- Other names: Malignant glomus tumor
- Specialty: Dermatology

= Glomangiosarcoma =

Cancer originating in glomus bodies

Glomangiosarcoma is a low grade tumor of the soft tissue. They rarely metastasize, but metastases are possible. It is also known as malignant glomus tumor. Positive staining for vimentin has been reported.

== Signs and symptoms ==
Glomangiosarcoma usually manifest as painful blue-red dermal nodules that range from 0.5-2cm in size.

== Causes ==
Glomangiosarcomas can arise de novo or from a preexisting benign glomus tumour.

== Diagnosis ==
Typically, a definitive diagnosis cannot be made based solely on radiologic findings and clinical symptoms. To get a conclusive diagnosis of glomangiosarcoma, immunohistochemical staining in addition to hematoxylin and eosin staining is needed.

Histologically, glomangiosarcomas differ from benign glomus tumors in that they include sheets of uniform, round to oval cells with eosinophilic cytoplasm, many vascular spaces, and cellular pleomorphism linked to frequent mitotic figures.

Glomangiosarcomas display many of the same antigens as their benign counterparts on immunohistochemical labeling; these antigens include vimentin, smooth muscle actin, and muscle-specific actin. On the other hand, benign tumors stain more highly for actin and myosin, and malignant tumors stain more intensely for vimentin.

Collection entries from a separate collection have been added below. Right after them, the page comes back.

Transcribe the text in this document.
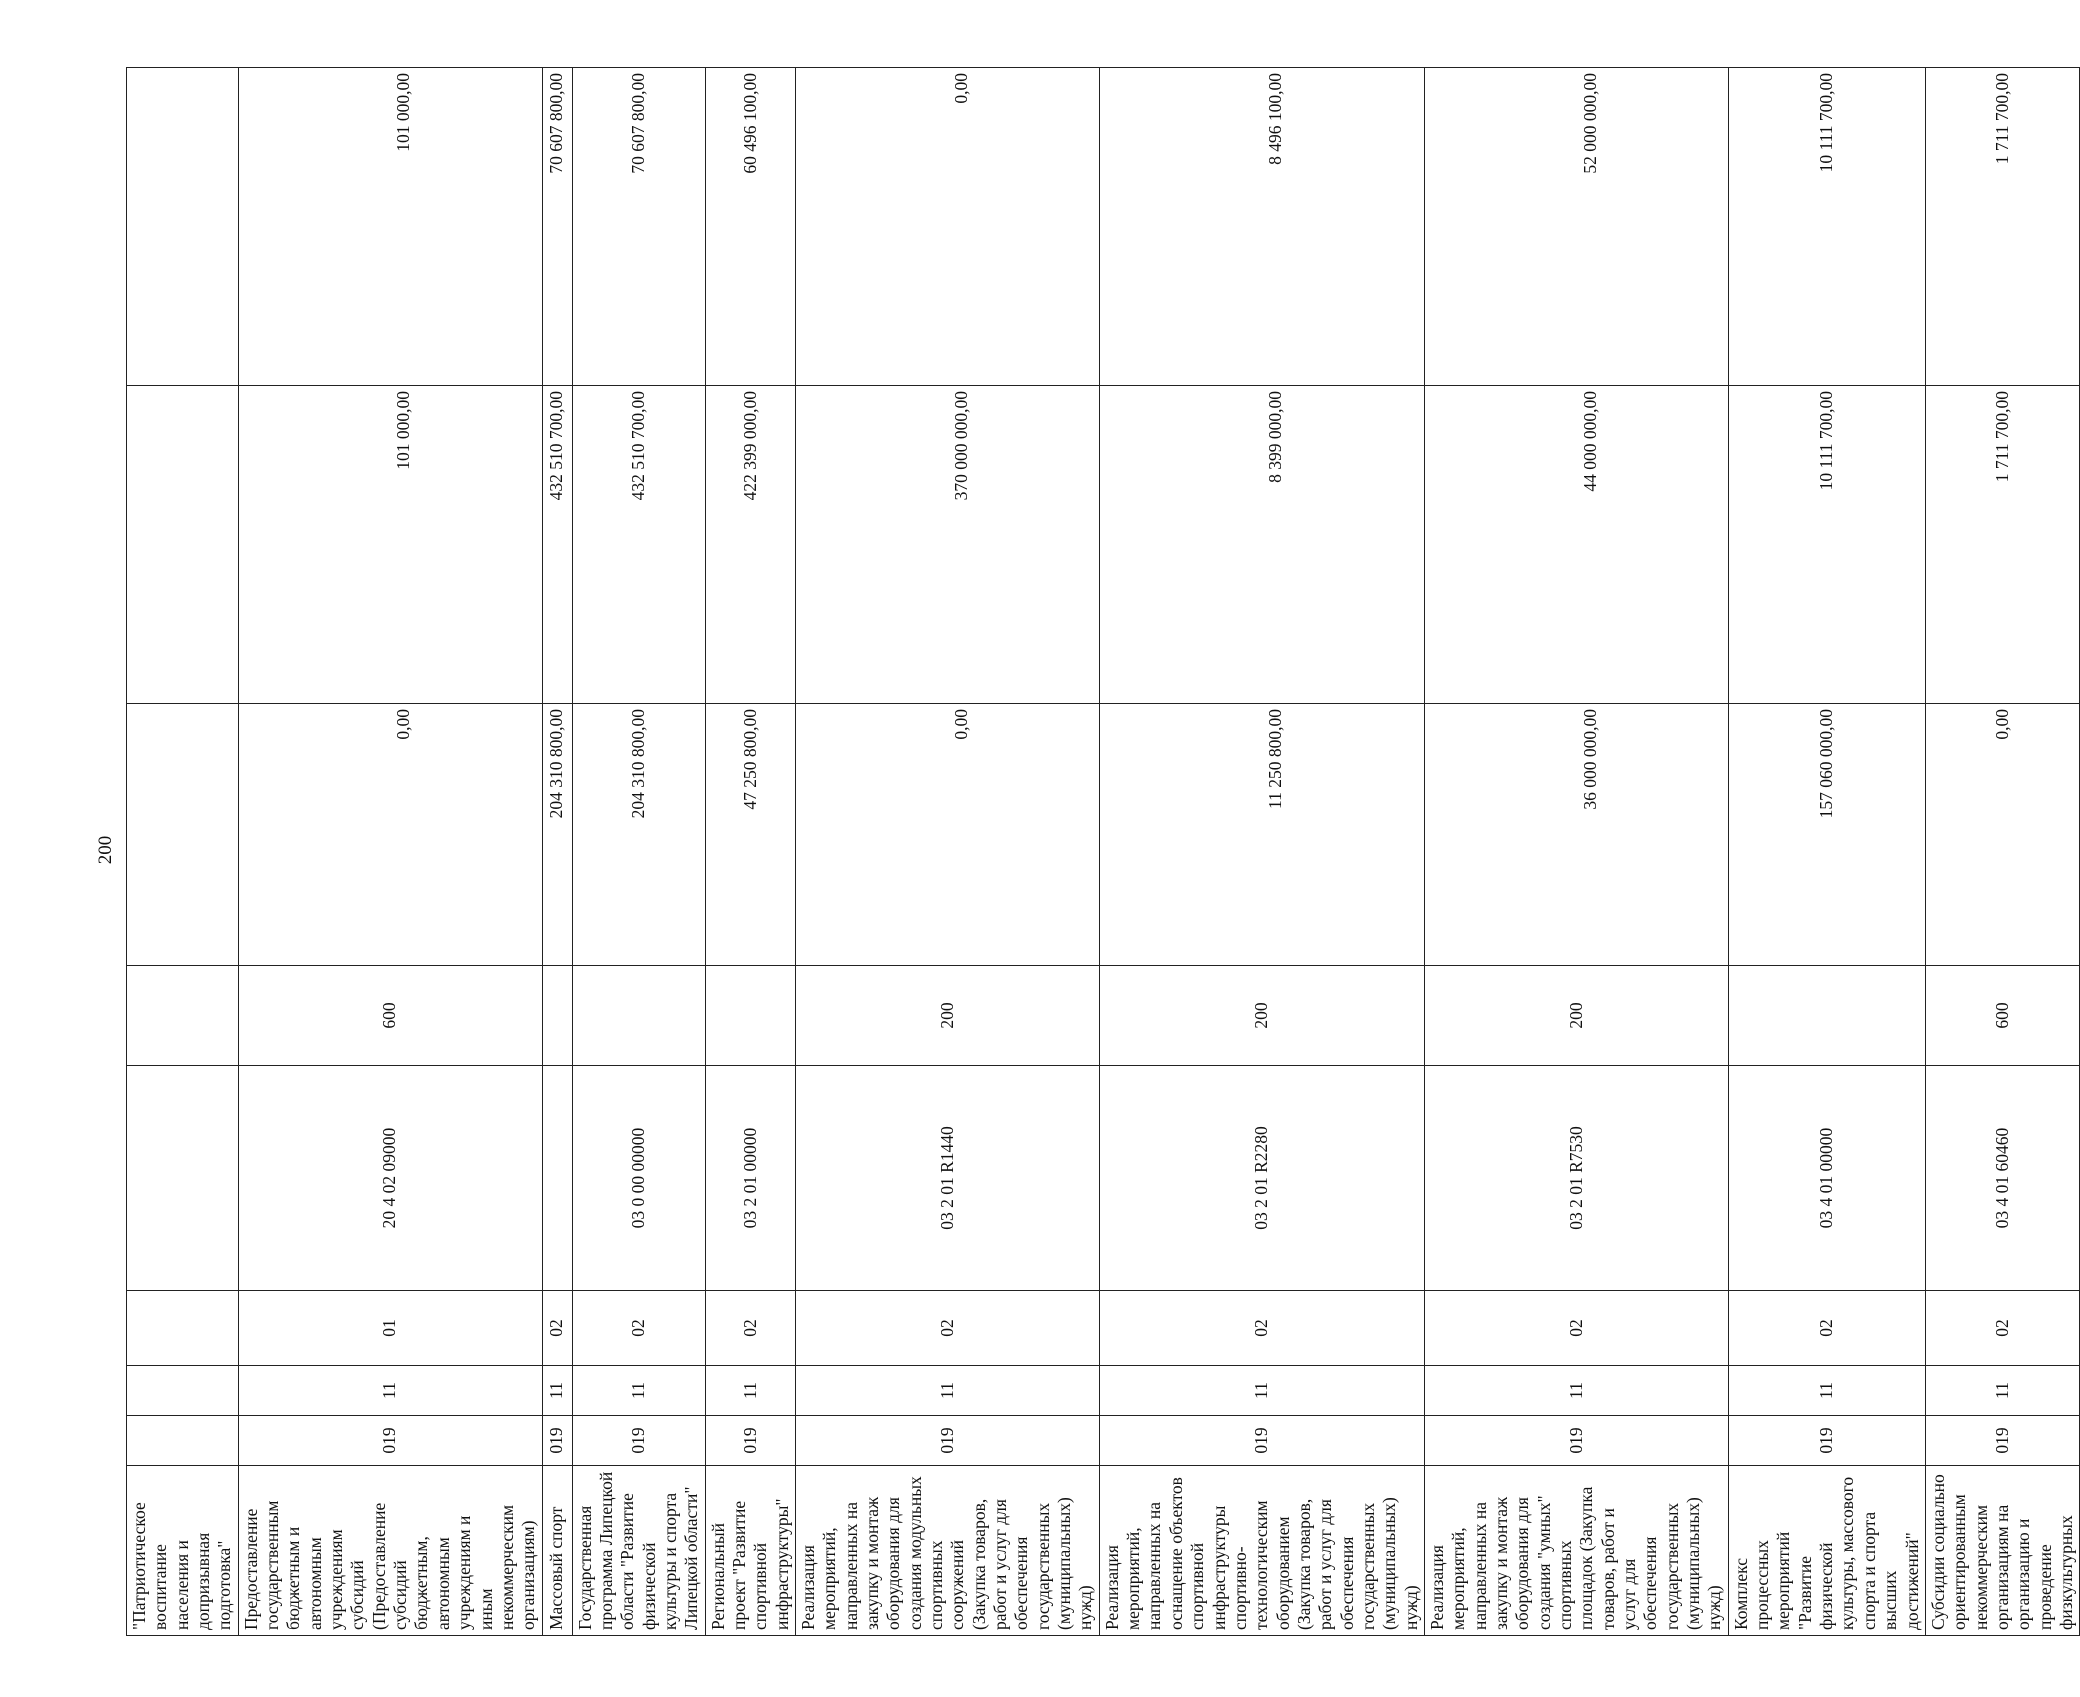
200
"Патриотическое воспитание населения и допризывная подготовка"								
Предоставление государственным бюджетным и автономным учреждениям субсидий (Предоставление субсидий бюджетным, автономным учреждениям и иным некоммерческим организациям)	019	11	01	20 4 02 09000	600	0,00	101 000,00	101 000,00
Массовый спорт	019	11	02			204 310 800,00	432 510 700,00	70 607 800,00
Государственная программа Липецкой области "Развитие физической культуры и спорта Липецкой области"	019	11	02	03 0 00 00000		204 310 800,00	432 510 700,00	70 607 800,00
Региональный проект "Развитие спортивной инфраструктуры"	019	11	02	03 2 01 00000		47 250 800,00	422 399 000,00	60 496 100,00
Реализация мероприятий, направленных на закупку и монтаж оборудования для создания модульных спортивных сооружений (Закупка товаров, работ и услуг для обеспечения государственных (муниципальных) нужд)	019	11	02	03 2 01 R1440	200	0,00	370 000 000,00	0,00
Реализация мероприятий, направленных на оснащение объектов спортивной инфраструктуры спортивно-технологическим оборудованием (Закупка товаров, работ и услуг для обеспечения государственных (муниципальных) нужд)	019	11	02	03 2 01 R2280	200	11 250 800,00	8 399 000,00	8 496 100,00
Реализация мероприятий, направленных на закупку и монтаж оборудования для создания "умных" спортивных площадок (Закупка товаров, работ и услуг для обеспечения государственных (муниципальных) нужд)	019	11	02	03 2 01 R7530	200	36 000 000,00	44 000 000,00	52 000 000,00
Комплекс процессных мероприятий "Развитие физической культуры, массового спорта и спорта высших достижений"	019	11	02	03 4 01 00000		157 060 000,00	10 111 700,00	10 111 700,00
Субсидии социально ориентированным некоммерческим организациям на организацию и проведение физкультурных	019	11	02	03 4 01 60460	600	0,00	1 711 700,00	1 711 700,00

Studies conducted in the past have also revealed changes in the expression of Bcl-2 and p53 in comparison to benign glomus tumors.

These lesions in soft tissue and skin need to be distinguished from other cutaneous round cell malignancies such hemangiopericytoma, leiomyosarcoma, melanoma, and Merkel cell carcinoma.

== Treatment ==
Although Mohs micrographic surgery has been previously described, the standard of care for malignant glomus tumors still involves wide local excision with negative surgical margins. It is not currently advised to use adjuvant chemotherapy for primary glomangiosarcoma.